レジデンスに帰ると、親父から電話があった。
『パーティーに美織さんを置いて帰ったのか?大事な許嫁なんだから優しくしろ。大河内と話したが、二ヶ月後にお前たちの婚約パーティーを予定している。これ以上、先延ばしにするなよ』
そう言われて、一方的に切られた。
「ちょっ……親父?」
言い返すこともできず、俺の苛立ちは重なっていく。
これを発散させようと、事情を知る関口に電話した。

「体調が悪い。親父の顔を見ると反吐が出る。

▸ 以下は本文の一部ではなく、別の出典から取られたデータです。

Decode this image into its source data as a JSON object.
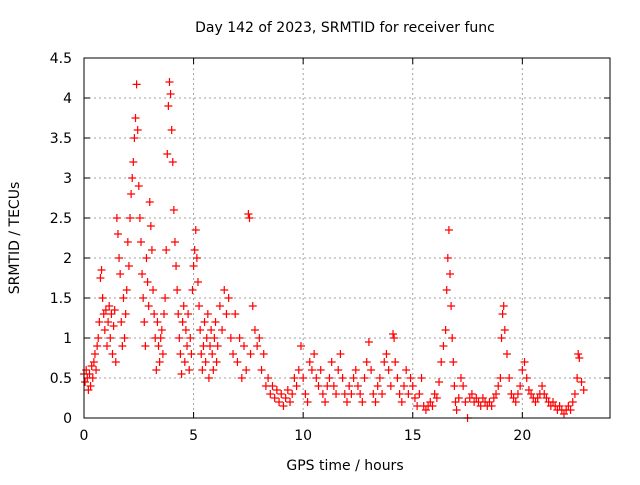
{
  "chart_data": {
    "type": "scatter",
    "title": "Day 142 of 2023, SRMTID for receiver func",
    "xlabel": "GPS time / hours",
    "ylabel": "SRMTID / TECUs",
    "xlim": [
      0,
      24
    ],
    "ylim": [
      0,
      4.5
    ],
    "x_ticks": [
      0,
      5,
      10,
      15,
      20
    ],
    "x_tick_labels": [
      "0",
      "5",
      "10",
      "15",
      "20"
    ],
    "y_ticks": [
      0,
      0.5,
      1,
      1.5,
      2,
      2.5,
      3,
      3.5,
      4,
      4.5
    ],
    "y_tick_labels": [
      "0",
      "0.5",
      "1",
      "1.5",
      "2",
      "2.5",
      "3",
      "3.5",
      "4",
      "4.5"
    ],
    "grid": true,
    "marker": "+",
    "color": "#ff0000",
    "series": [
      {
        "name": "SRMTID",
        "points": [
          [
            0.0,
            0.55
          ],
          [
            0.05,
            0.45
          ],
          [
            0.1,
            0.6
          ],
          [
            0.15,
            0.5
          ],
          [
            0.2,
            0.35
          ],
          [
            0.25,
            0.55
          ],
          [
            0.3,
            0.4
          ],
          [
            0.35,
            0.65
          ],
          [
            0.4,
            0.5
          ],
          [
            0.45,
            0.7
          ],
          [
            0.5,
            0.8
          ],
          [
            0.55,
            0.6
          ],
          [
            0.6,
            0.9
          ],
          [
            0.65,
            1.0
          ],
          [
            0.7,
            1.2
          ],
          [
            0.75,
            1.75
          ],
          [
            0.8,
            1.85
          ],
          [
            0.85,
            1.5
          ],
          [
            0.9,
            1.3
          ],
          [
            0.95,
            1.1
          ],
          [
            1.0,
            1.35
          ],
          [
            1.05,
            0.9
          ],
          [
            1.1,
            1.2
          ],
          [
            1.15,
            1.4
          ],
          [
            1.2,
            1.0
          ],
          [
            1.25,
            1.3
          ],
          [
            1.3,
            0.8
          ],
          [
            1.35,
            1.15
          ],
          [
            1.4,
            1.35
          ],
          [
            1.45,
            0.7
          ],
          [
            1.5,
            2.5
          ],
          [
            1.55,
            2.3
          ],
          [
            1.6,
            2.0
          ],
          [
            1.65,
            1.8
          ],
          [
            1.7,
            1.2
          ],
          [
            1.75,
            0.9
          ],
          [
            1.8,
            1.5
          ],
          [
            1.85,
            1.0
          ],
          [
            1.9,
            1.3
          ],
          [
            1.95,
            1.6
          ],
          [
            2.0,
            2.2
          ],
          [
            2.05,
            1.9
          ],
          [
            2.1,
            2.5
          ],
          [
            2.15,
            2.8
          ],
          [
            2.2,
            3.0
          ],
          [
            2.25,
            3.2
          ],
          [
            2.3,
            3.5
          ],
          [
            2.35,
            3.75
          ],
          [
            2.4,
            4.17
          ],
          [
            2.45,
            3.6
          ],
          [
            2.5,
            2.9
          ],
          [
            2.55,
            2.5
          ],
          [
            2.6,
            2.2
          ],
          [
            2.65,
            1.8
          ],
          [
            2.7,
            1.5
          ],
          [
            2.75,
            1.2
          ],
          [
            2.8,
            0.9
          ],
          [
            2.85,
            2.0
          ],
          [
            2.9,
            1.7
          ],
          [
            2.95,
            1.4
          ],
          [
            3.0,
            2.7
          ],
          [
            3.05,
            2.4
          ],
          [
            3.1,
            2.1
          ],
          [
            3.15,
            1.6
          ],
          [
            3.2,
            1.3
          ],
          [
            3.25,
            1.0
          ],
          [
            3.3,
            0.6
          ],
          [
            3.35,
            1.2
          ],
          [
            3.4,
            0.9
          ],
          [
            3.45,
            0.7
          ],
          [
            3.5,
            1.0
          ],
          [
            3.55,
            1.1
          ],
          [
            3.6,
            0.8
          ],
          [
            3.65,
            1.3
          ],
          [
            3.7,
            1.5
          ],
          [
            3.75,
            2.1
          ],
          [
            3.8,
            3.3
          ],
          [
            3.85,
            3.9
          ],
          [
            3.9,
            4.2
          ],
          [
            3.95,
            4.05
          ],
          [
            4.0,
            3.6
          ],
          [
            4.05,
            3.2
          ],
          [
            4.1,
            2.6
          ],
          [
            4.15,
            2.2
          ],
          [
            4.2,
            1.9
          ],
          [
            4.25,
            1.6
          ],
          [
            4.3,
            1.3
          ],
          [
            4.35,
            1.0
          ],
          [
            4.4,
            0.8
          ],
          [
            4.45,
            0.55
          ],
          [
            4.5,
            1.2
          ],
          [
            4.55,
            1.4
          ],
          [
            4.6,
            0.7
          ],
          [
            4.65,
            1.1
          ],
          [
            4.7,
            0.9
          ],
          [
            4.75,
            1.3
          ],
          [
            4.8,
            0.6
          ],
          [
            4.85,
            1.0
          ],
          [
            4.9,
            0.8
          ],
          [
            4.95,
            1.6
          ],
          [
            5.0,
            1.9
          ],
          [
            5.05,
            2.1
          ],
          [
            5.1,
            2.35
          ],
          [
            5.15,
            2.0
          ],
          [
            5.2,
            1.7
          ],
          [
            5.25,
            1.4
          ],
          [
            5.3,
            1.1
          ],
          [
            5.35,
            0.8
          ],
          [
            5.4,
            0.6
          ],
          [
            5.45,
            0.9
          ],
          [
            5.5,
            1.2
          ],
          [
            5.55,
            0.7
          ],
          [
            5.6,
            1.0
          ],
          [
            5.65,
            1.3
          ],
          [
            5.7,
            0.5
          ],
          [
            5.75,
            0.9
          ],
          [
            5.8,
            1.1
          ],
          [
            5.85,
            0.8
          ],
          [
            5.9,
            0.6
          ],
          [
            5.95,
            1.0
          ],
          [
            6.0,
            1.2
          ],
          [
            6.05,
            0.7
          ],
          [
            6.1,
            0.9
          ],
          [
            6.2,
            1.4
          ],
          [
            6.3,
            1.1
          ],
          [
            6.4,
            1.6
          ],
          [
            6.5,
            1.3
          ],
          [
            6.6,
            1.5
          ],
          [
            6.7,
            1.0
          ],
          [
            6.8,
            0.8
          ],
          [
            6.9,
            1.3
          ],
          [
            7.0,
            0.7
          ],
          [
            7.1,
            1.0
          ],
          [
            7.2,
            0.5
          ],
          [
            7.3,
            0.9
          ],
          [
            7.4,
            0.6
          ],
          [
            7.5,
            2.55
          ],
          [
            7.55,
            2.5
          ],
          [
            7.6,
            0.8
          ],
          [
            7.7,
            1.4
          ],
          [
            7.8,
            1.1
          ],
          [
            7.9,
            0.9
          ],
          [
            8.0,
            1.0
          ],
          [
            8.1,
            0.6
          ],
          [
            8.2,
            0.8
          ],
          [
            8.3,
            0.4
          ],
          [
            8.4,
            0.5
          ],
          [
            8.5,
            0.3
          ],
          [
            8.6,
            0.4
          ],
          [
            8.7,
            0.25
          ],
          [
            8.8,
            0.35
          ],
          [
            8.9,
            0.2
          ],
          [
            9.0,
            0.3
          ],
          [
            9.1,
            0.15
          ],
          [
            9.2,
            0.25
          ],
          [
            9.3,
            0.35
          ],
          [
            9.4,
            0.2
          ],
          [
            9.5,
            0.3
          ],
          [
            9.6,
            0.5
          ],
          [
            9.7,
            0.4
          ],
          [
            9.8,
            0.6
          ],
          [
            9.9,
            0.9
          ],
          [
            10.0,
            0.5
          ],
          [
            10.1,
            0.3
          ],
          [
            10.2,
            0.2
          ],
          [
            10.3,
            0.7
          ],
          [
            10.4,
            0.6
          ],
          [
            10.5,
            0.8
          ],
          [
            10.6,
            0.5
          ],
          [
            10.7,
            0.4
          ],
          [
            10.8,
            0.6
          ],
          [
            10.9,
            0.3
          ],
          [
            11.0,
            0.2
          ],
          [
            11.1,
            0.4
          ],
          [
            11.2,
            0.5
          ],
          [
            11.3,
            0.7
          ],
          [
            11.4,
            0.4
          ],
          [
            11.5,
            0.3
          ],
          [
            11.6,
            0.6
          ],
          [
            11.7,
            0.8
          ],
          [
            11.8,
            0.5
          ],
          [
            11.9,
            0.3
          ],
          [
            12.0,
            0.2
          ],
          [
            12.1,
            0.4
          ],
          [
            12.2,
            0.3
          ],
          [
            12.3,
            0.5
          ],
          [
            12.4,
            0.6
          ],
          [
            12.5,
            0.4
          ],
          [
            12.6,
            0.3
          ],
          [
            12.7,
            0.2
          ],
          [
            12.8,
            0.5
          ],
          [
            12.9,
            0.7
          ],
          [
            13.0,
            0.95
          ],
          [
            13.1,
            0.6
          ],
          [
            13.2,
            0.3
          ],
          [
            13.3,
            0.2
          ],
          [
            13.4,
            0.4
          ],
          [
            13.5,
            0.5
          ],
          [
            13.6,
            0.3
          ],
          [
            13.7,
            0.7
          ],
          [
            13.8,
            0.8
          ],
          [
            13.9,
            0.6
          ],
          [
            14.0,
            0.4
          ],
          [
            14.1,
            1.05
          ],
          [
            14.15,
            1.0
          ],
          [
            14.2,
            0.7
          ],
          [
            14.3,
            0.5
          ],
          [
            14.4,
            0.3
          ],
          [
            14.5,
            0.2
          ],
          [
            14.6,
            0.4
          ],
          [
            14.7,
            0.6
          ],
          [
            14.8,
            0.3
          ],
          [
            14.9,
            0.5
          ],
          [
            15.0,
            0.4
          ],
          [
            15.1,
            0.25
          ],
          [
            15.2,
            0.15
          ],
          [
            15.3,
            0.3
          ],
          [
            15.4,
            0.5
          ],
          [
            15.5,
            0.15
          ],
          [
            15.6,
            0.1
          ],
          [
            15.7,
            0.15
          ],
          [
            15.8,
            0.2
          ],
          [
            15.9,
            0.15
          ],
          [
            16.0,
            0.3
          ],
          [
            16.1,
            0.25
          ],
          [
            16.2,
            0.45
          ],
          [
            16.3,
            0.7
          ],
          [
            16.4,
            0.9
          ],
          [
            16.5,
            1.1
          ],
          [
            16.55,
            1.6
          ],
          [
            16.6,
            2.0
          ],
          [
            16.65,
            2.35
          ],
          [
            16.7,
            1.8
          ],
          [
            16.75,
            1.4
          ],
          [
            16.8,
            1.0
          ],
          [
            16.85,
            0.7
          ],
          [
            16.9,
            0.4
          ],
          [
            16.95,
            0.2
          ],
          [
            17.0,
            0.1
          ],
          [
            17.1,
            0.25
          ],
          [
            17.2,
            0.5
          ],
          [
            17.3,
            0.4
          ],
          [
            17.4,
            0.2
          ],
          [
            17.5,
            0.0
          ],
          [
            17.6,
            0.25
          ],
          [
            17.7,
            0.3
          ],
          [
            17.8,
            0.2
          ],
          [
            17.9,
            0.25
          ],
          [
            18.0,
            0.2
          ],
          [
            18.1,
            0.15
          ],
          [
            18.2,
            0.25
          ],
          [
            18.3,
            0.2
          ],
          [
            18.4,
            0.15
          ],
          [
            18.5,
            0.2
          ],
          [
            18.6,
            0.15
          ],
          [
            18.7,
            0.25
          ],
          [
            18.8,
            0.3
          ],
          [
            18.9,
            0.4
          ],
          [
            19.0,
            0.5
          ],
          [
            19.05,
            1.0
          ],
          [
            19.1,
            1.3
          ],
          [
            19.15,
            1.4
          ],
          [
            19.2,
            1.1
          ],
          [
            19.3,
            0.8
          ],
          [
            19.4,
            0.5
          ],
          [
            19.5,
            0.3
          ],
          [
            19.6,
            0.25
          ],
          [
            19.7,
            0.2
          ],
          [
            19.8,
            0.3
          ],
          [
            19.9,
            0.4
          ],
          [
            20.0,
            0.6
          ],
          [
            20.1,
            0.7
          ],
          [
            20.2,
            0.5
          ],
          [
            20.3,
            0.35
          ],
          [
            20.4,
            0.3
          ],
          [
            20.5,
            0.25
          ],
          [
            20.6,
            0.2
          ],
          [
            20.7,
            0.25
          ],
          [
            20.8,
            0.3
          ],
          [
            20.9,
            0.4
          ],
          [
            21.0,
            0.3
          ],
          [
            21.1,
            0.25
          ],
          [
            21.2,
            0.2
          ],
          [
            21.3,
            0.15
          ],
          [
            21.4,
            0.2
          ],
          [
            21.5,
            0.15
          ],
          [
            21.6,
            0.1
          ],
          [
            21.7,
            0.15
          ],
          [
            21.8,
            0.1
          ],
          [
            21.9,
            0.05
          ],
          [
            22.0,
            0.1
          ],
          [
            22.1,
            0.15
          ],
          [
            22.2,
            0.1
          ],
          [
            22.3,
            0.2
          ],
          [
            22.4,
            0.3
          ],
          [
            22.5,
            0.5
          ],
          [
            22.55,
            0.8
          ],
          [
            22.6,
            0.75
          ],
          [
            22.7,
            0.45
          ],
          [
            22.8,
            0.35
          ]
        ]
      }
    ]
  }
}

しばらく在宅ワークにするからよろしく」

彼に「小学生か!」と突っ込まれたが、そんなことはどうでもよかった。
そして二週間後、関口は嫌がらせのように女を寄越し、母は家政婦を寄越した。

女たちを帰らせた家政婦。
母はどこでこの女を探してきたのか。
あの頃より大人の女性の顔つきになり、忘れるはずもない面影に、ドクドクと心臓が暴れるくらい懐かしいその姿に。

佐藤 鈴。

もう会うことはないと思った相手なだけに、すっかり動揺して、しっかり嬉しかった。
しかし、最悪なコンディションの俺を見られてしまうのが嫌で「帰れ」と言って遠ざけた。荒んだ生活も、堕落した俺も、佐藤に見られるのが嫌であの手この手で近づけないようにした。
レジデンスに来なくなったかと思えば、毎日コンシェルジュに電話をして俺の様子を聞いていたことに驚く。仕事とはいえ、ここまで粘り強く俺と向き合おうとする根性が、高校の頃の佐藤と重なった。